Principle:Duckdb Duckdb Brotli Compression
| Knowledge Sources | |
|---|---|
| Domains | Compression, Data_Format |
| Last Updated | 2026-02-07 12:00 GMT |
Overview
A general-purpose lossless compression algorithm that combines LZ77, Huffman coding, and second-order context modeling to achieve high compression ratios.
Description
Brotli is a compression algorithm developed by Google that achieves higher compression ratios than gzip while maintaining comparable decompression speeds. It uses a combination of a modern variant of the LZ77 algorithm, Huffman coding, and second-order context modeling. Brotli includes a pre-defined dictionary of common words and phrases from web content, which contributes to its superior compression of HTML, CSS, JavaScript, and other web formats.

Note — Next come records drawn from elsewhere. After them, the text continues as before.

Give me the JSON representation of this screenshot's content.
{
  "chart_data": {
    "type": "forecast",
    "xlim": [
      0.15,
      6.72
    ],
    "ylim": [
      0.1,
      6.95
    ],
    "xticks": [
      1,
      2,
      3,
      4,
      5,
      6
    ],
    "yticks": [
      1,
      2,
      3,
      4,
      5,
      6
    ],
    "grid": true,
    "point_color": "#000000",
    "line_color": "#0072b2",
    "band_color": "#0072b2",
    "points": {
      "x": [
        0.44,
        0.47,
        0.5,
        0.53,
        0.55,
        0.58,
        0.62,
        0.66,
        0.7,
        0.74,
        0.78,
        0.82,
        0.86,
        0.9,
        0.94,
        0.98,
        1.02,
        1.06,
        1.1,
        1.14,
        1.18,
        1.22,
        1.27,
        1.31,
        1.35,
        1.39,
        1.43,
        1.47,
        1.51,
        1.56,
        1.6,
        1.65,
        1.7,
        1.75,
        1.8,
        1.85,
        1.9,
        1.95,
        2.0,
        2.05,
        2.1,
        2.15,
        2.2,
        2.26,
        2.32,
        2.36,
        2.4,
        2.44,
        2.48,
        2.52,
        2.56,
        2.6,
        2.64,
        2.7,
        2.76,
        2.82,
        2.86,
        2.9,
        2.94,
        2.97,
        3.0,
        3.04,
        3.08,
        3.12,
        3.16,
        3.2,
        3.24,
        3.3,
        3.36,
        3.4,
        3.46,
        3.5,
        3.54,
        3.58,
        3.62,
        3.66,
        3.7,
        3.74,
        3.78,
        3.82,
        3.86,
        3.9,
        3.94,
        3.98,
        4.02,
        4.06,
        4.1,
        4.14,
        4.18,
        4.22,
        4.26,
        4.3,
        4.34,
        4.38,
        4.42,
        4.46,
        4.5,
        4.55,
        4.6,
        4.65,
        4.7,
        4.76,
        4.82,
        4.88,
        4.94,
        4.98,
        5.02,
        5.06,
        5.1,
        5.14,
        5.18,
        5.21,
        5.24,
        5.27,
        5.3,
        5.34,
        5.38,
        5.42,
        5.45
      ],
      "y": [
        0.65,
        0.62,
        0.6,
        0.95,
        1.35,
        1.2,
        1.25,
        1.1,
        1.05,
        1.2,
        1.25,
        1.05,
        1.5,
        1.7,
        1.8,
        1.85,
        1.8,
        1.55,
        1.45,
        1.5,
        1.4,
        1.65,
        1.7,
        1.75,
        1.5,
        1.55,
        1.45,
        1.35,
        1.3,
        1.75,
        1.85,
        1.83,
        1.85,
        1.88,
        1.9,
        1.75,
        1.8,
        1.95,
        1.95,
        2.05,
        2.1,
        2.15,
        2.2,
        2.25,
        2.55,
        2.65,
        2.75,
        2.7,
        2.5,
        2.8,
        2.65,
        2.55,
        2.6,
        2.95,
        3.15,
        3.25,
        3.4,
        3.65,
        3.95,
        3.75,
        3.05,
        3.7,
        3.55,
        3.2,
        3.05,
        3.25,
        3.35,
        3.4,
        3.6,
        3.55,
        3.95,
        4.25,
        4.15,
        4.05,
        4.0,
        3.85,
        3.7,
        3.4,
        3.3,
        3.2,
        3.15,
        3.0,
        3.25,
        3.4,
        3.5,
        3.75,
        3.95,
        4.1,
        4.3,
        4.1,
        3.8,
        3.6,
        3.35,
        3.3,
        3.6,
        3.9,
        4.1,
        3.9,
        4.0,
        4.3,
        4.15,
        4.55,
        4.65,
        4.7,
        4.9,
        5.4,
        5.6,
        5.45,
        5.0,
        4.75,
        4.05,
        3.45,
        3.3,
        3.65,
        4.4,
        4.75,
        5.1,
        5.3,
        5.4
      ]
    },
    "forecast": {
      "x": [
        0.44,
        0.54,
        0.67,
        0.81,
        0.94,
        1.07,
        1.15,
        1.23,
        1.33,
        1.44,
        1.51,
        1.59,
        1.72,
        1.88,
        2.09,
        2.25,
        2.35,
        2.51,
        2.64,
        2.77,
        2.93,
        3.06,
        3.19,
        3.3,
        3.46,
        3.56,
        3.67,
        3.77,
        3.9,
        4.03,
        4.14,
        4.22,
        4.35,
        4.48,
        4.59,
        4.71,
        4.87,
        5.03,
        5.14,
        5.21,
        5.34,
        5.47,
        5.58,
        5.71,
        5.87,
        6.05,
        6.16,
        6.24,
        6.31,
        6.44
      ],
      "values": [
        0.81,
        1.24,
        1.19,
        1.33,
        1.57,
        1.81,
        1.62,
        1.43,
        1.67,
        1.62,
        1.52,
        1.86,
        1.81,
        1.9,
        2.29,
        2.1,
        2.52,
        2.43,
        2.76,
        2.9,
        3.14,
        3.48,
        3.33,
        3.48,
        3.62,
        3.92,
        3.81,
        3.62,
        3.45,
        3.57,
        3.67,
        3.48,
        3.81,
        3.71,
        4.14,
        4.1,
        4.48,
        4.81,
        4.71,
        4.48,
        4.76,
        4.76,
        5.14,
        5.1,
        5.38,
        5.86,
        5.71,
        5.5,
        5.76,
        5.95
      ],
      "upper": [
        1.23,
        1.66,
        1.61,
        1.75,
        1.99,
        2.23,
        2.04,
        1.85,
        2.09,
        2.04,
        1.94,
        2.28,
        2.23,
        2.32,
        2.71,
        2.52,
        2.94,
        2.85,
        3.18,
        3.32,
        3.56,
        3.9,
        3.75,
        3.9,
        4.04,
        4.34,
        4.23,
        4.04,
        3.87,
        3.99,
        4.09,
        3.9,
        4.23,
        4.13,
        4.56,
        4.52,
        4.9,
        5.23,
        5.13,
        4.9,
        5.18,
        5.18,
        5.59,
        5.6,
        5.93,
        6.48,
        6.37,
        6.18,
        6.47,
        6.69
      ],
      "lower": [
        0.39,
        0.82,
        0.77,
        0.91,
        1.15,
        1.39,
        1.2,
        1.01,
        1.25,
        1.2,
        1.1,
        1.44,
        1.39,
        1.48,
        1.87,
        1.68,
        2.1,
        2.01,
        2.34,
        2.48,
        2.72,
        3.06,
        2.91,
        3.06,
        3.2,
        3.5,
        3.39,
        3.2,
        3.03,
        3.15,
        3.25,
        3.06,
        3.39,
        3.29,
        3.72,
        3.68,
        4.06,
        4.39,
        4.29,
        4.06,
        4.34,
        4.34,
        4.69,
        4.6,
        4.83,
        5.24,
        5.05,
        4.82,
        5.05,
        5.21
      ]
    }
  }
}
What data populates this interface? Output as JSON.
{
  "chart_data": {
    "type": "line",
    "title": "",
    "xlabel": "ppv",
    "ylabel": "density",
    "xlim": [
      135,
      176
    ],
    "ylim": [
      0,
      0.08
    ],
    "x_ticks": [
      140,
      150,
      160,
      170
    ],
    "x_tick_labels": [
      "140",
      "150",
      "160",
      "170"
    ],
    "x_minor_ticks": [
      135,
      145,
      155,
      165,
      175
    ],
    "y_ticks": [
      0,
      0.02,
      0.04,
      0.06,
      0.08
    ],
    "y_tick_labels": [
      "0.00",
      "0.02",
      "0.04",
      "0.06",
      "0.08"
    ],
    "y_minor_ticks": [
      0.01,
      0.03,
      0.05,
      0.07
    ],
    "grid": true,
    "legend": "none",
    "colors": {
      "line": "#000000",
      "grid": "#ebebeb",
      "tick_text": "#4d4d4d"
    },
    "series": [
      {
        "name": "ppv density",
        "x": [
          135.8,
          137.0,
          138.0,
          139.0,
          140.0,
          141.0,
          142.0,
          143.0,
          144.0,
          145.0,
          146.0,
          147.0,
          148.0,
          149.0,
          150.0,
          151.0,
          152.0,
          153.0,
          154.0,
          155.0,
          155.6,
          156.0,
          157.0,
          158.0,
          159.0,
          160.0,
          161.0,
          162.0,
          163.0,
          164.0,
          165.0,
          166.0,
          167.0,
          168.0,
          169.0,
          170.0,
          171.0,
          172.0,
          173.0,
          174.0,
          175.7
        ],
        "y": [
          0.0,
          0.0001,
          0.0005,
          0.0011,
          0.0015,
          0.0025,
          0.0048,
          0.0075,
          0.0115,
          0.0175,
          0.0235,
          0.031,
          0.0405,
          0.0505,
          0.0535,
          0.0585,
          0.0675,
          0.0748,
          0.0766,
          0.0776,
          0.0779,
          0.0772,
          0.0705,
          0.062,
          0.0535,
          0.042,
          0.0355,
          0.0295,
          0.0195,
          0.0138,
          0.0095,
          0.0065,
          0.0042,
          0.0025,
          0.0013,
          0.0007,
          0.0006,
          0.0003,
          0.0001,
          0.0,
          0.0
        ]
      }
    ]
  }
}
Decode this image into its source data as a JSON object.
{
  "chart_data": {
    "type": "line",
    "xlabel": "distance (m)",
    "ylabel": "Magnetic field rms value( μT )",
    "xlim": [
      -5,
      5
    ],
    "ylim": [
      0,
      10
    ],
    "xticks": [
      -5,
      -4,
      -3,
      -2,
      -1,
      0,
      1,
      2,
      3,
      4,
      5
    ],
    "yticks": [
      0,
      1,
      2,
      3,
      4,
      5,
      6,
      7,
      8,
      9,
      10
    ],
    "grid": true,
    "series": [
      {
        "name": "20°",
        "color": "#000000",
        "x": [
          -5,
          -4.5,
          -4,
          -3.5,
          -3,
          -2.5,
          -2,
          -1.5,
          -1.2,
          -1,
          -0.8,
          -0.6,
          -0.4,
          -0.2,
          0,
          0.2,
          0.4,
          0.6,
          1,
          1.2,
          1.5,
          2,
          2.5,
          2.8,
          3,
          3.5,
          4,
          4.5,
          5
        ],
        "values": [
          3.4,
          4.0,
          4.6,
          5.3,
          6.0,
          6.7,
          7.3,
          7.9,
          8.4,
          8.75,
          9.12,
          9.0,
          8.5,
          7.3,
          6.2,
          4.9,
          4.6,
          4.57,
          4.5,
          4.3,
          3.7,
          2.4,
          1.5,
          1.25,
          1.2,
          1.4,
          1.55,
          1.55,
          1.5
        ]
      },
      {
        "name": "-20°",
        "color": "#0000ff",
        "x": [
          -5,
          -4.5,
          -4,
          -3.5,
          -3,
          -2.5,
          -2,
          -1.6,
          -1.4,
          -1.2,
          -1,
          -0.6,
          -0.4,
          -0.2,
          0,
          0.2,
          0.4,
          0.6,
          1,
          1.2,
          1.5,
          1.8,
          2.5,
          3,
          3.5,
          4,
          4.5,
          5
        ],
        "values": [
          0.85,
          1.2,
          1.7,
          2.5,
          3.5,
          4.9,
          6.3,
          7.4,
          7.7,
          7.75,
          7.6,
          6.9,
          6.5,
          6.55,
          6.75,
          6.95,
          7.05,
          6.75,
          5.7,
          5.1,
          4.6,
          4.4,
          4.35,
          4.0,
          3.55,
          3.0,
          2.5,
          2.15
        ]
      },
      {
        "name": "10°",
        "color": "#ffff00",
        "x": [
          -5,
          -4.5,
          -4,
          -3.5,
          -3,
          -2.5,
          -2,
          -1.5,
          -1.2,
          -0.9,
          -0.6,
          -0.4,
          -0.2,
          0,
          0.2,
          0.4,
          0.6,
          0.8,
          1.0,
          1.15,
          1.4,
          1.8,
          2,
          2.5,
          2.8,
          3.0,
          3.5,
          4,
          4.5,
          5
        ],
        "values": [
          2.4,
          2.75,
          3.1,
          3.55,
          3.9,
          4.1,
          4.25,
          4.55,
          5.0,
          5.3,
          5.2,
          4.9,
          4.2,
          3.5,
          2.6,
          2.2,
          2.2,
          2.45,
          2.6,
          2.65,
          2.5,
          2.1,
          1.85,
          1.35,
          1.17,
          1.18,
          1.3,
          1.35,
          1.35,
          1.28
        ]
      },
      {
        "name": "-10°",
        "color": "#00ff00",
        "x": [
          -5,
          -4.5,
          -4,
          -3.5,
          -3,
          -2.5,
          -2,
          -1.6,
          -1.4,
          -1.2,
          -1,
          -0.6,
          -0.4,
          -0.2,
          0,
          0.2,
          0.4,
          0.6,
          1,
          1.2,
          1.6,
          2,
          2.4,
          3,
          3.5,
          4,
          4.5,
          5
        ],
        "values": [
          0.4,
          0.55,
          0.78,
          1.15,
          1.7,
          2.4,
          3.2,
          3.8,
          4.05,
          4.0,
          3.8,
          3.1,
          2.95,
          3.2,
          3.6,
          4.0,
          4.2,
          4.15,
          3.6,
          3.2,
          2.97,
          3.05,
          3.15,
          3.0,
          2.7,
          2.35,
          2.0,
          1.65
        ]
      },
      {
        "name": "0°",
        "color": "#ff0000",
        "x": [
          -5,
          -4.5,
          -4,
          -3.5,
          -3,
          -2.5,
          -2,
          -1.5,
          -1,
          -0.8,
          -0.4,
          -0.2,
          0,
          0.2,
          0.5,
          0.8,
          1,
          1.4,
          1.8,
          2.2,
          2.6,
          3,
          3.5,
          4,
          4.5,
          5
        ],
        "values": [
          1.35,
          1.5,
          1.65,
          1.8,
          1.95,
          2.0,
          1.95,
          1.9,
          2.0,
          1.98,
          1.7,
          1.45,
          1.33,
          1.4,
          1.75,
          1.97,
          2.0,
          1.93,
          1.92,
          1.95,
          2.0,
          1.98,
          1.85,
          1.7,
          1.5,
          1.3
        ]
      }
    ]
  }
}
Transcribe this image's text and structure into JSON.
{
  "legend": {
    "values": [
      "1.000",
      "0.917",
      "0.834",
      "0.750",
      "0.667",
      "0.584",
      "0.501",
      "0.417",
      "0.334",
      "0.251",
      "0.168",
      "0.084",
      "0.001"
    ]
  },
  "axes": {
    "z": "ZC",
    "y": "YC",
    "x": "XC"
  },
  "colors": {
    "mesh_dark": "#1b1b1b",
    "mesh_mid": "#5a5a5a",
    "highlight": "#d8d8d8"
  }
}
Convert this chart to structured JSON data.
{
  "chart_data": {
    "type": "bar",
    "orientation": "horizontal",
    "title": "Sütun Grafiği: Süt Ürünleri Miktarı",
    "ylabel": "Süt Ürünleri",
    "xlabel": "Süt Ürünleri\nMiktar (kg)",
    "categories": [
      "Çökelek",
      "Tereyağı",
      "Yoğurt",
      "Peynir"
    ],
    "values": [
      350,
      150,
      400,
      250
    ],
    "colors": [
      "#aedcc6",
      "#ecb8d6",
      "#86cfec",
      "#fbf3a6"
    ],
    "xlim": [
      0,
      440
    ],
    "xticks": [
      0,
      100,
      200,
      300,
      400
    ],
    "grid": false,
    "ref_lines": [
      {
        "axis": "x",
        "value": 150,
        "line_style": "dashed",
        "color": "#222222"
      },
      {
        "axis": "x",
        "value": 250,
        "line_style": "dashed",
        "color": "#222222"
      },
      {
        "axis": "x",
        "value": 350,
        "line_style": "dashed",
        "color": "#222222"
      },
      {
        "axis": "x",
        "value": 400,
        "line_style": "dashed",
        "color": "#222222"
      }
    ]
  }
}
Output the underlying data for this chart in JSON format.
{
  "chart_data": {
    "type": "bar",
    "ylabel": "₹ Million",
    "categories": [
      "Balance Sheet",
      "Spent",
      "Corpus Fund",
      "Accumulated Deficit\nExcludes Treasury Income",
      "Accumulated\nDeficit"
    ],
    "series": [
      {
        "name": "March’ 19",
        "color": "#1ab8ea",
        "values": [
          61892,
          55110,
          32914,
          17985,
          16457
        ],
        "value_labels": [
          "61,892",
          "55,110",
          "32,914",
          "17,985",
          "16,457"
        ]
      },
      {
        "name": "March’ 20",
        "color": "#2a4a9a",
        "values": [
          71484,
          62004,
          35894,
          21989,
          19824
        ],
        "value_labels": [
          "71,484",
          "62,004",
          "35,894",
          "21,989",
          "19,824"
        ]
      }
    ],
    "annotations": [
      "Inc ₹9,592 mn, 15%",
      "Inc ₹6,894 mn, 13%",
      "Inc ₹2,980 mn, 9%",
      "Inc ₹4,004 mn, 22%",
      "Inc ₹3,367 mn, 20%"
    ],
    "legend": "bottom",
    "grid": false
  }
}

The algorithm operates in three main stages:
- LZ77 backward reference search — finds repeated byte sequences and encodes them as distance/length pairs
- Context modeling — uses the context of previously seen bytes to improve entropy coding
- Entropy coding — uses Huffman codes (and optionally static prefix codes) to encode the compressed data
Usage
Use Brotli compression when handling HTTP content encoding in DuckDB's httpfs extension, or when reading data from sources that use Brotli compression. It provides better compression ratios than gzip/zlib for web-oriented content.
Theoretical Basis
The core of Brotli combines three compression techniques:
LZ77 Sliding Window: Finds matches in a sliding window of up to 16 MiB:
// Pseudo-code
for each position in input:
find longest match in window (up to 16 MiB back)
if match found: emit (distance, length) pair
else: emit literal byte
Huffman Coding: Encodes symbols using variable-length prefix codes based on frequency:
// More frequent symbols get shorter codes
frequency_table = count_symbols(data)
huffman_tree = build_tree(frequency_table)
encoded = encode_with_tree(data, huffman_tree)
Context Modeling: Uses previous bytes to select among multiple Huffman trees:
context = compute_context(prev_bytes)
tree = select_huffman_tree(context)
symbol = decode_with_tree(tree, bitstream)